Симон, не в силах постигнуть странные, дьявольские поступки этого человека, тотчас вообразил мелодраматическую ситуацию, представил себе крики, идиотскую драку, затеянную громадным стариком, или, еще хуже, выстрел – он уже видел, как разражается скандал, негодует Марта, и испугался разом и за свою карьеру, и за репутацию, и даже за жизнь.
– Я был в этом уверен! Я подозревал! Я знал это! – вскричал Вильнер, скрестив на груди руки. – Значит, тебя даже другу доверить нельзя – ты тут же принимаешься за свое.
– Но мы же ничего не делали! – простонала Сильвена, готовая расплакаться. – Я просто легла, и мы болтали…
– О! Не смей еще к тому же лгать! – воскликнул он. И поднял руку, словно собираясь дать ей пощечину.
Сильвена прикрыла лицо локтем, а Симон подумал, не должен ли он вмешаться. Вильнер сдернул простыню, и обнаженная Сильвена разрыдалась.
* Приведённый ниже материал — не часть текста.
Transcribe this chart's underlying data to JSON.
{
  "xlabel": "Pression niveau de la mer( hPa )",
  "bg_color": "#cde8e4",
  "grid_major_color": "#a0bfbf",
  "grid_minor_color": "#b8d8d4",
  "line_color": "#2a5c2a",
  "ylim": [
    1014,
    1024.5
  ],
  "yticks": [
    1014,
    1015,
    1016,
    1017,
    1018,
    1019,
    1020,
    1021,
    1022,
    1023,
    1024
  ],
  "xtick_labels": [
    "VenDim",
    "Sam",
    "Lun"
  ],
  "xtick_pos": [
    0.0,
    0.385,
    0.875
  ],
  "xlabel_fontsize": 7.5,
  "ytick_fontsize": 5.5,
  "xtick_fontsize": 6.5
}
– Ах, значит, голышом ты разлеглась для болтовни, да? – гаркнул он. И, повернувшись к Симону, в порыве беспредельной душевной широты сказал: – Вот на вас, мой мальчик, на вас я не сержусь, вы исполнили ваше мужское дело, ваше грязное мужское дело, и это в порядке вещей.
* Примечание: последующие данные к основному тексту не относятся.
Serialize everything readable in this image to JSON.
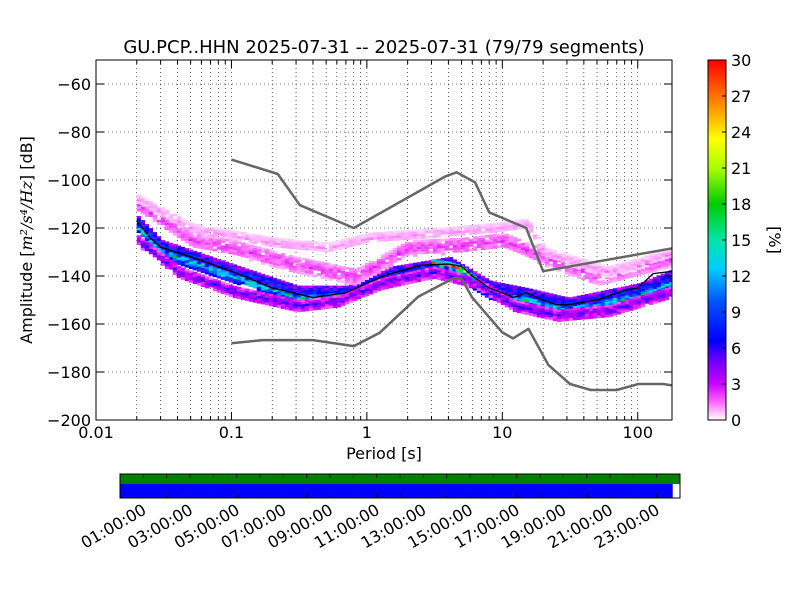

Только тут Симон, поняв, что все это не более чем хорошо поставленный фарс, почувствовал, как его отпустило, и одновременно испытал известное унижение.
– Но она, – продолжал Вильнер, указуя перстом на Сильвену, – эта маленькая дрянь, эта уличная девка, после всего, что я для нее сделал… выбрала такой день, когда она должна благословлять меня, когда она должна в ногах у меня валяться!.. О! Жизнь заставит тебя искупить это, ты непременно за это заплатишь, притом заплатишь дорого, потому что высшая справедливость все-таки существует…
Он играл, естественно и убежденно, сцену из собственного репертуара.
– Сотворить такое со стариком, – произнес он, тяжело опустившись в кресло, и тишина прерывалась лишь всхлипываниями Сильвены.
Пока Вильнер глядел на обнаженную рыдающую женщину и на мужчину, который только что обладал ею, его вдруг охватило совершенно неожиданное чувство, состояние болезненного эротического волнения, какое-то печальное возбуждение, гибельная мука, заполнившая его мозг и плоть.
Гнев Вильнера был притворным, зато тоска настоящей. Собственная хитрость обернулась против него.
В какое-то мгновение он пожалел, что не пришел раньше, до того, как Симон оделся, чтобы вынудить их повторить при нем акт любви. В ситуации, в какой они оказались, он был вправе требовать чего угодно. Тогда он мог хотя бы получить некоторое наслаждение, а не мучиться, как на операции без наркоза, ощущая, как нож разрезает ткани.
– Я оказался в довольно глупом положении, – через какое-то время промолвил Симон.
– Жизнь есть жизнь, мой мальчик, – отозвался Вильнер. И поднялся.
– Эдуард!.. Эдуард!.. Я не хотела причинять тебе боль, – стонала Сильвена.